School info: Arkansas State Univerity, Jonesboro, AR, Dr. Hai Jiang, CS 4-5223

---------- Post updated 02-20-11 at 12:35 PM ---------- Previous update was 02-19-11 at 06:03 PM ----------

I actually got this figured out with the help of a friend, so here's that answer if it helps anyone:

FOR THE PERL PART
When opening files for input and output in Perl, do it like this:
output-

open(INFO, '>' . $outfile);

input-

open(INFO, '<' . $infile);

To run the C program within your perl program:

$randNum = system(`./myproc`);    # Get data from the C program

FOR THE C PART
I had a problem within my initrand function which was causing all the output numbers to be the same. This is caused by the fact that the srand() function for seeding is by the second, which doesn't work when trying to run a program multiple times per second. This is a problem I'm actually still trying to work on a little, but that's a good first step towards solving your own problem.

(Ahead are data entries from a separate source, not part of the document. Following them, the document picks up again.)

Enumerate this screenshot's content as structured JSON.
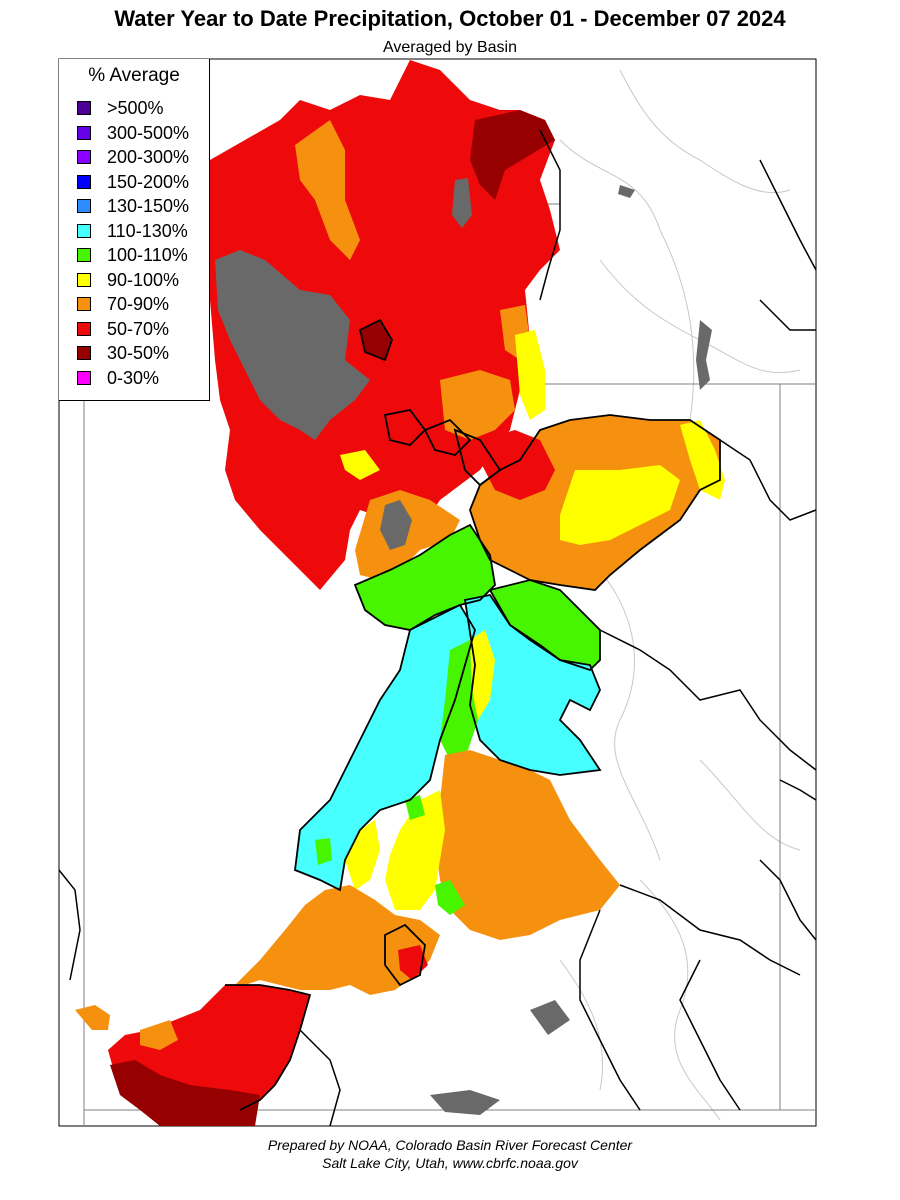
{
  "header": {
    "title": "Water Year to Date Precipitation, October 01  - December 07 2024",
    "subtitle": "Averaged by Basin"
  },
  "legend": {
    "title": "% Average",
    "items": [
      {
        "label": ">500%",
        "color": "#4b0096"
      },
      {
        "label": "300-500%",
        "color": "#6600e6"
      },
      {
        "label": "200-300%",
        "color": "#8c00ff"
      },
      {
        "label": "150-200%",
        "color": "#0000ff"
      },
      {
        "label": "130-150%",
        "color": "#2f8cff"
      },
      {
        "label": "110-130%",
        "color": "#47ffff"
      },
      {
        "label": "100-110%",
        "color": "#47f500"
      },
      {
        "label": "90-100%",
        "color": "#ffff00"
      },
      {
        "label": "70-90%",
        "color": "#f5910f"
      },
      {
        "label": "50-70%",
        "color": "#ee0a0a"
      },
      {
        "label": "30-50%",
        "color": "#960000"
      },
      {
        "label": "0-30%",
        "color": "#ff00ff"
      }
    ]
  },
  "map": {
    "no_data_color": "#696969"
  },
  "footer": {
    "line1": "Prepared by NOAA, Colorado Basin River Forecast Center",
    "line2": "Salt Lake City, Utah, www.cbrfc.noaa.gov"
  }
}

I was trying to REdefine RAND_MAX, so that was renamed to RANDINT_MAX.

When casting an int, use parentheses:
return (int) (/*stuff*/);

  1. RAND_MAX does not work that way. RAND_MAX is something the compiler tells you -- the highest possible number the random number generator will ever give you. Usually, to generate numbers between 0-9, you'd do (rand()%10) , and for numbers 1-10, (rand()%10)+1 .
  2. This isn't DOS, you can't just run programs that happen to be in the current directory and expect them to be found. You have to tell it it's in the current directory by telling it ./myprog , not just myprog
  3. There's no point running system() on things you put in backticks. Do one, or the other: $code=system("./myprog"); $stuff=`./myprog`;
  4. system() doesn't return the program's text, it returns the program's return code (usually zero). If you want it's output, that's what backticks are for. $stuff=`./myprogram`;
  5. Perl almost certainly has the ability to generate random numbers without calling a C program. In fact perl has a rand() too (try perldoc -f rand) which seems more convenient. You can just do $stuff=int(rand(10))+1; to get numbers 1-10. Modern versions of perl also call srand by themselves when run, so you get a different random starting point every time without any effort on your part.